Assheton Stewart Carter PhD
Assheton Stewart Carter is a business sustainability expert, a social entrepreneur and a responsible investment advisor. For the last 25 years he has focused on helping businesses create value that benefits their shareholders, communities and wider society. He began his career in London’s financial markets, first as a wealth manager serving high net worth clients, and then as an asset manager at the broker Hoare Govett. He is the CEO of The Dragonfly Initiative, a project development and impact investment firm established to support businesses in the natural resources, electronics, automotive, luxury and investment industries develop sustainably. To date he has successfully managed over US$100 million in grant and donor funds.
Ethical, socially sustainable and environmentally-orientated business lies at the heart of Assheton’s work. He co-founded Spartacus Capital Mining Fund, a private equity firm dedicated to environmental, social and governance (ESG) investments , and was a member of the founding team of Althelia Ecosphere, an asset manager focused on the generation of carbon credits from forest protection and sustainable agriculture. For ten years, he was board advisor at Goldlake Mining, a socially responsible gold mining enterprise in Honduras, and he is co-founder of Makal jewellery, a brand that is committed to using fully traceable gold and gemstones.
Assheton has extensive experience in structuring innovative green supply chains. He built the first ethical gold and diamond supply chain to jewellers in the USA, and developed the world’s first tracking system for conflict-free metals sourced from the Democratic Republic of the Congo (DRC), a system which continues to be used by electronics manufacturers in Europe to this day.
Alongside his experience in business, Assheton has significant expertise within the non-profit sector. He has been a senior vice president at Pact, a leading international non-governmental organisation (NGO) that works in communities challenged by poverty. As chief advisor for sustainable business at Conservation International, a non-profit organisation focused on empowering people to protect nature, he managed multimillion dollar projects funded by grants from bodies that included the Department for Internal Development (DFID), the United States Agency for International Development (USAID), the United States Department of State and the government of South Africa, as well as several large corporate donors.

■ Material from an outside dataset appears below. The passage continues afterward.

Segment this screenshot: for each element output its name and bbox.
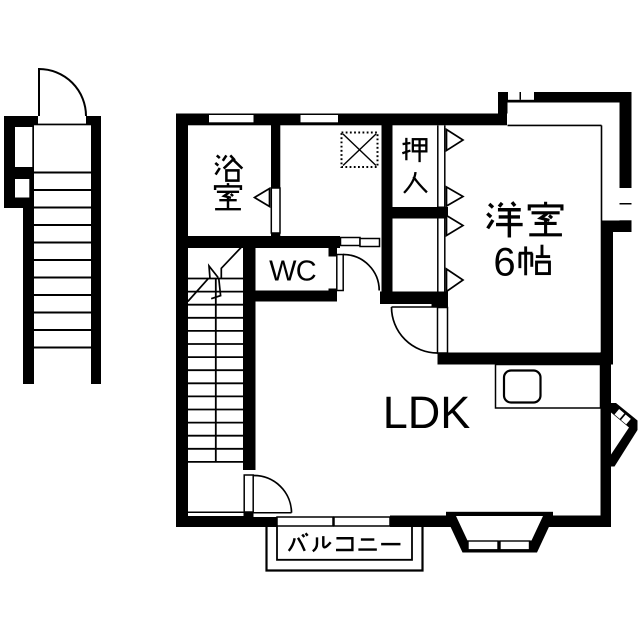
svg-text:LDK: LDK xyxy=(383,387,471,438)
svg-text:6: 6 xyxy=(493,240,515,284)
svg-text:WC: WC xyxy=(269,256,316,288)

Assheton chairs boards and expert panels for standard-setting organisations, NGOs and private companies worldwide. He lectures at leading international universities such as Georgetown University, Washington D.C.; Cornell University, New York; the University of Warwick; the University of Oxford and the University of Cambridge. His opinions have featured in the Washington Post, the Financial Times, The Guardian, and The Economist.
Assheton holds a first class degree from the Royal Agricultural University, and a PhD from the University of Bath.
“When you trust people to do the right thing, and you give them the means to do it, the results can be astonishing. We are beginning now, even in these early days of the FCA, to see those results and there is nothing more uplifting to know that we played a small part in these successes.”